Test before distribution. Find people (eg, nearby postdocs/grads and members from other POD-developing groups) who are not involved in your POD’s implementation and are willing to help. Give the tar files and point your GitHub repo to them. Ask them to try running the framework with your POD following the Getting Started instructions. Ask for comments on whether they can understand the documentation.

Test how the POD fails. Does it stop with clear errors if it doesn’t find the files it needs? How about if the dates requested are not presented in the model data? Can developers run it on data from another model? Here are some simple tests you should try:

  • Move the inputdata directory around. Your POD should still work by simply updating the values of OBS_DATA_ROOT and MODEL_DATA_ROOT in the configuration input file.

  • Try to run your POD with a different set of model data.

  • If you have problems getting another set of data, try changing the files’ CASENAME and variable naming convention. The POD should work by updating CASENAME and convention in the configuration input.

  • Try your POD on a different machine. Check that your POD can work with reasonable machine configuration and computation power, e.g., can run on a machine with 32 GB memory, and can finish computation in 10 min. Will memory and run time become a problem if one tries your POD on model output of high spatial resolution and temporal frequency (e.g., avoid memory problem by reading in data in segments)? Does it depend on a particular version of a certain library? Consult the lead team if there’s any unsolvable problems.

5.6. Other tips on implementation

  1. Structure of the code package: Implementing the constituent PODs in accordance with the structure described in earlier sections makes it easy to pass the package (or just part of it) to other groups.

  2. Robustness to model file/variable names: Each POD should be robust to modest changes in the file/variable names of the model output; see Getting Started regarding the model data filename structure, An example of using framework-provided environment variables and POD development checklist regarding using the environment variables and robustness tests. Also, it would be easier to apply the code package to a broader range of model output.

  3. Save digested data after analysis: Can be used, e.g., to save time when there is a substantial computation that can be re-used when re-running or re-plotting diagnostics. See Step 5: Output and cleanup regarding where to save the output.

  4. Self-documenting: For maintenance and adaptation, to provide references on the scientific underpinnings, and for the code package to work out of the box without support. See POD development checklist.

  5. Handle large model data: The spatial resolution and temporal frequency of climate model output have increased in recent years. As such, developers should take into account the size of model data compared with the available memory. For instance, the example POD precip_diurnal_cycle and Wheeler_Kiladis only analyze part of the available model output for a period specified by the environment variables FIRSTYR and LASTYR, and the convective_transition_diag module reads in data in segments.
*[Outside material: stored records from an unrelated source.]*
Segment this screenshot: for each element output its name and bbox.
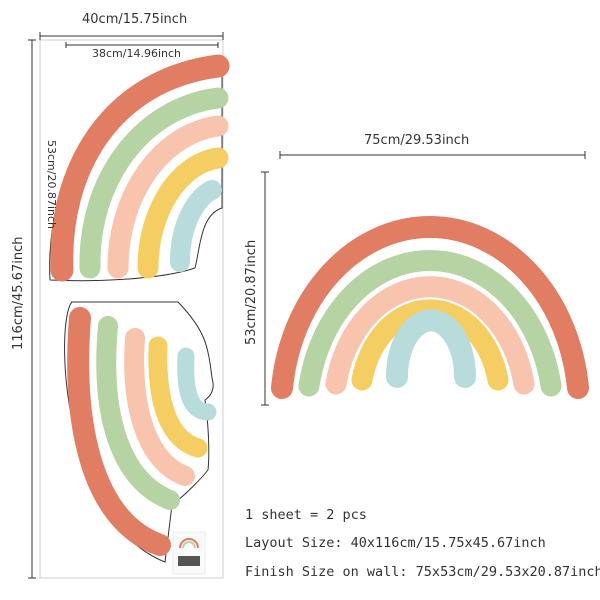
inner-width-dimension-line — [65, 42, 219, 48]
sheet-height-label: 116cm/45.67inch — [11, 236, 26, 350]
info-layout-size: Layout Size: 40x116cm/15.75x45.67inch — [245, 535, 546, 551]
info-finish-size: Finish Size on wall: 75x53cm/29.53x20.87… — [245, 564, 600, 580]
bottom-rainbow-half — [64, 301, 217, 563]
barcode-label — [172, 531, 206, 575]
sheet-width-label: 40cm/15.75inch — [82, 12, 188, 27]
info-pieces: 1 sheet = 2 pcs — [245, 507, 367, 523]
finished-width-dimension-line — [279, 151, 586, 159]
finished-height-dimension-line — [261, 171, 269, 406]
half-rainbow-height-label: 53cm/20.87inch — [45, 140, 58, 230]
sheet-height-dimension-line — [28, 39, 36, 579]
finished-width-label: 75cm/29.53inch — [364, 133, 470, 148]
sheet-width-dimension-line — [39, 32, 224, 40]
finished-height-label: 53cm/20.87inch — [244, 239, 259, 345]
inner-width-label: 38cm/14.96inch — [92, 47, 182, 60]
top-rainbow-half — [49, 54, 230, 282]
finished-rainbow — [271, 216, 589, 399]
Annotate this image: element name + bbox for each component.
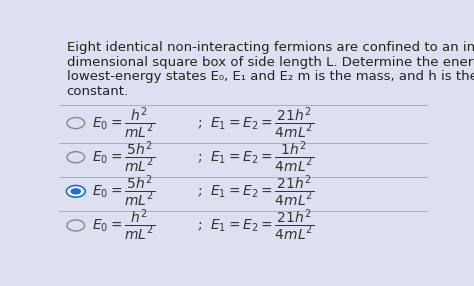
Text: dimensional square box of side length L. Determine the energies of the three: dimensional square box of side length L.…	[66, 56, 474, 69]
Text: $E_1 = E_2 = \dfrac{21h^2}{4mL^2}$: $E_1 = E_2 = \dfrac{21h^2}{4mL^2}$	[210, 174, 314, 209]
Ellipse shape	[66, 186, 85, 197]
Text: lowest-energy states E₀, E₁ and E₂ m is the mass, and h is the Planck’s: lowest-energy states E₀, E₁ and E₂ m is …	[66, 70, 474, 84]
Text: $E_1 = E_2 = \dfrac{21h^2}{4mL^2}$: $E_1 = E_2 = \dfrac{21h^2}{4mL^2}$	[210, 208, 314, 243]
Text: $E_0 = \dfrac{5h^2}{mL^2}$: $E_0 = \dfrac{5h^2}{mL^2}$	[92, 140, 155, 175]
Text: $E_0 = \dfrac{5h^2}{mL^2}$: $E_0 = \dfrac{5h^2}{mL^2}$	[92, 174, 155, 209]
Text: ;: ;	[197, 150, 201, 164]
Text: $E_1 = E_2 = \dfrac{21h^2}{4mL^2}$: $E_1 = E_2 = \dfrac{21h^2}{4mL^2}$	[210, 105, 314, 141]
Text: constant.: constant.	[66, 85, 129, 98]
Text: $E_0 = \dfrac{h^2}{mL^2}$: $E_0 = \dfrac{h^2}{mL^2}$	[92, 208, 155, 243]
Text: $E_1 = E_2 = \dfrac{1h^2}{4mL^2}$: $E_1 = E_2 = \dfrac{1h^2}{4mL^2}$	[210, 140, 314, 175]
Text: Eight identical non-interacting fermions are confined to an infinite two-: Eight identical non-interacting fermions…	[66, 41, 474, 54]
Text: ;: ;	[197, 184, 201, 198]
Text: $E_0 = \dfrac{h^2}{mL^2}$: $E_0 = \dfrac{h^2}{mL^2}$	[92, 105, 155, 141]
Text: ;: ;	[197, 219, 201, 233]
Ellipse shape	[71, 188, 81, 194]
Text: ;: ;	[197, 116, 201, 130]
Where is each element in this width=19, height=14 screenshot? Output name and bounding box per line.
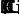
Text: Figure 3: Figure 3: [1, 0, 19, 14]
  6. Basic vs. advanced diagnostics (within a POD): Separate parts of diagnostics, e.g, those might need adjustment when model performance out of obs range.

  7. Avoid special characters (!@#$%^&*) in file/script names.
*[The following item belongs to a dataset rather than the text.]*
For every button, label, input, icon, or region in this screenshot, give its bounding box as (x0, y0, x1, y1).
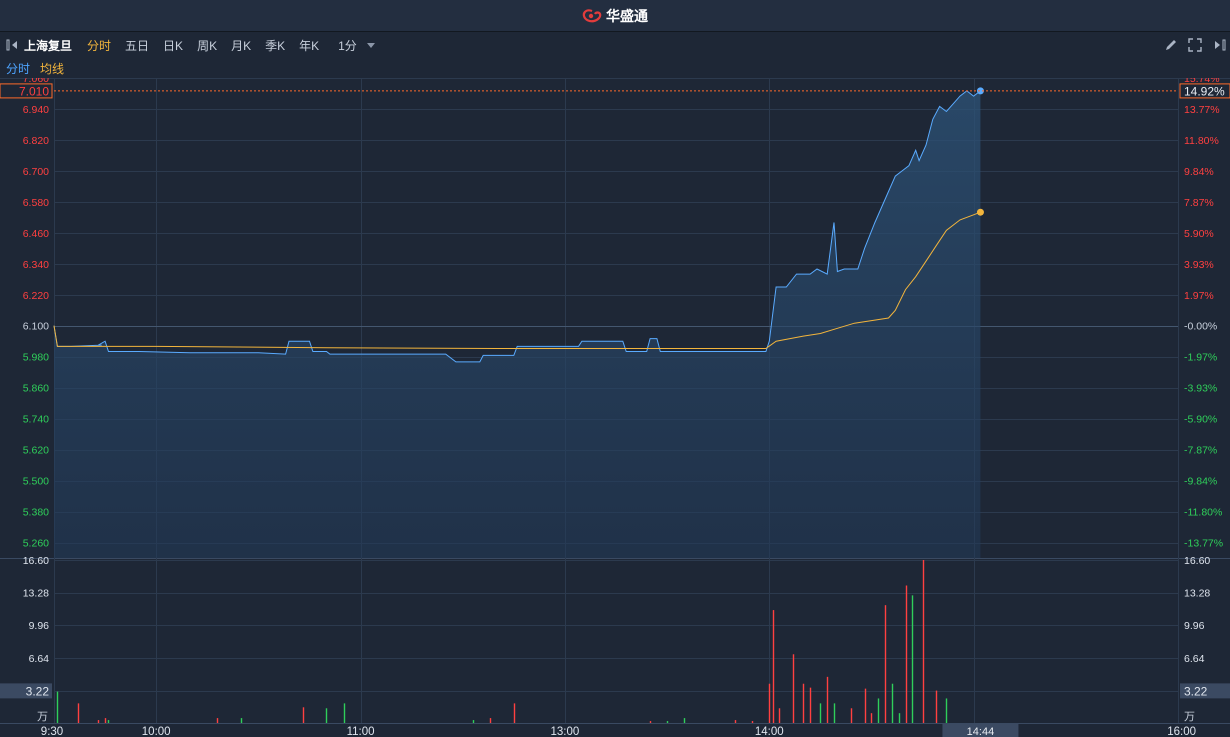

See Running the package on sample model data and :doc:` framework operation walkthrough <dev_walkthrough>` for details on how the package is called. See the command line reference for documentation on command line options (or run mdtf --help).

Avoid making assumptions about the machine on which the framework will run beyond what’s listed here; a development priority is to interface the framework with cluster and cloud job schedulers to enable individual PODs to run in a concurrent, distributed manner.